First thing, this is not a crystal malt, but a roast malt. It's not as dry and savoury as biscuit, but seems to my palate to fall somewhere between a biscuit and a Belgian aromatic, with an emphasis on caramel flavour.

10%-12% seems a sweet spot for getting the caramel flavours into an IPA without getting into the melanoidin territory. That was my interest in it. Adding caramel flavour without non-fermentable sugars. It has not yet proved itself to be a drag n' drop solution though. It definitely has promise, but IMHAO it is sensitive to the rest of the malt bill, as well as to intense hops. I'm wanting it to play a supporting role, but haven't yet found the ideal way to integrate it yet.

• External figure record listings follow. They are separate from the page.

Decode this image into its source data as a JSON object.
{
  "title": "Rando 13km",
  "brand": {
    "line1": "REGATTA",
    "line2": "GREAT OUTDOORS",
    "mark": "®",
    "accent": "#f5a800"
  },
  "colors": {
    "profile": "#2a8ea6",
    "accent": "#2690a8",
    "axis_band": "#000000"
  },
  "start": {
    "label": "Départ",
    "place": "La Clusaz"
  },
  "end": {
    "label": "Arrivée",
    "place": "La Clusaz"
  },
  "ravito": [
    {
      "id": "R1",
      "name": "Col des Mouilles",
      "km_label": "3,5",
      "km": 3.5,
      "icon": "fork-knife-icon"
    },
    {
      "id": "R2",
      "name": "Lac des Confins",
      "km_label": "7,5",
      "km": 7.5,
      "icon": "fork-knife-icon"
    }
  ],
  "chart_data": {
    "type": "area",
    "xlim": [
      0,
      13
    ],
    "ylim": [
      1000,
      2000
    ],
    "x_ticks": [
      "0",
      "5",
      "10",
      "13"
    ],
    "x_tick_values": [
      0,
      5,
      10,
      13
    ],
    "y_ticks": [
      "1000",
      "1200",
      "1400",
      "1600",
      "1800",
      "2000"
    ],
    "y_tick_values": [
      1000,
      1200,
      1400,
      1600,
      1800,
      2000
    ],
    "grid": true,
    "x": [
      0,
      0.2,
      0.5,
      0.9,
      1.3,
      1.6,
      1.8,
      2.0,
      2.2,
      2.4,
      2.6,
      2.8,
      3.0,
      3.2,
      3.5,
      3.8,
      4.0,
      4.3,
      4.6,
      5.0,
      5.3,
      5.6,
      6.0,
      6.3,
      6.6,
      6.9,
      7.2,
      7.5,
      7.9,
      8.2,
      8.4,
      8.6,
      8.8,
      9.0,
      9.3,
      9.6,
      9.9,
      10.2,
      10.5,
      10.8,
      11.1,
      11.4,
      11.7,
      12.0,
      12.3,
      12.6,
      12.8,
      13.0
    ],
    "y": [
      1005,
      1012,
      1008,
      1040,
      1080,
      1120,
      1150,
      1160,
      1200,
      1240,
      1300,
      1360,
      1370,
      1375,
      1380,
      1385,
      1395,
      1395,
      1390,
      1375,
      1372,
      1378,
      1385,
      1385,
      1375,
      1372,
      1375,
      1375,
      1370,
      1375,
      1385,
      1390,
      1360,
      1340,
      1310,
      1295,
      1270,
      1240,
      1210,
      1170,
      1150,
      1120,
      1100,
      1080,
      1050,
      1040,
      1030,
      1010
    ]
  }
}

After messing with it a bit, I think the way I need to test it - which I haven't done yet, but intend to - is have a go at a 90% pils/10% Supernova with low hops.


----------



## DJ_L3ThAL (24/9/17)

It sounds perfect for the Rogers clone!!!


----------



## shacked (24/9/17)

I've done an English Bitter, APA and a red sour from a triple batch. 

Maris for base malt, supernova at around 10% and torrified wheat for 5%. All three turned out great! (Sour only 4 months into fermentation) Not sweet so you load up on it. Quite biscuity. Love this stuff. 

I've also used it in high gravity dark beers and a sour porter. It can get a bit lost with a lot of other spec malts. 

Probably best used in simple grain bills.


----------



## shacked (25/9/17)

One of the cool things about supernova is the colour. Here are some photos of the 10% supernova brew:


----------



## scooterism (26/9/17)

So with just a little effort, you've got yourself a dark beer..

A dark pale ale of sorts is what I'm after.


----------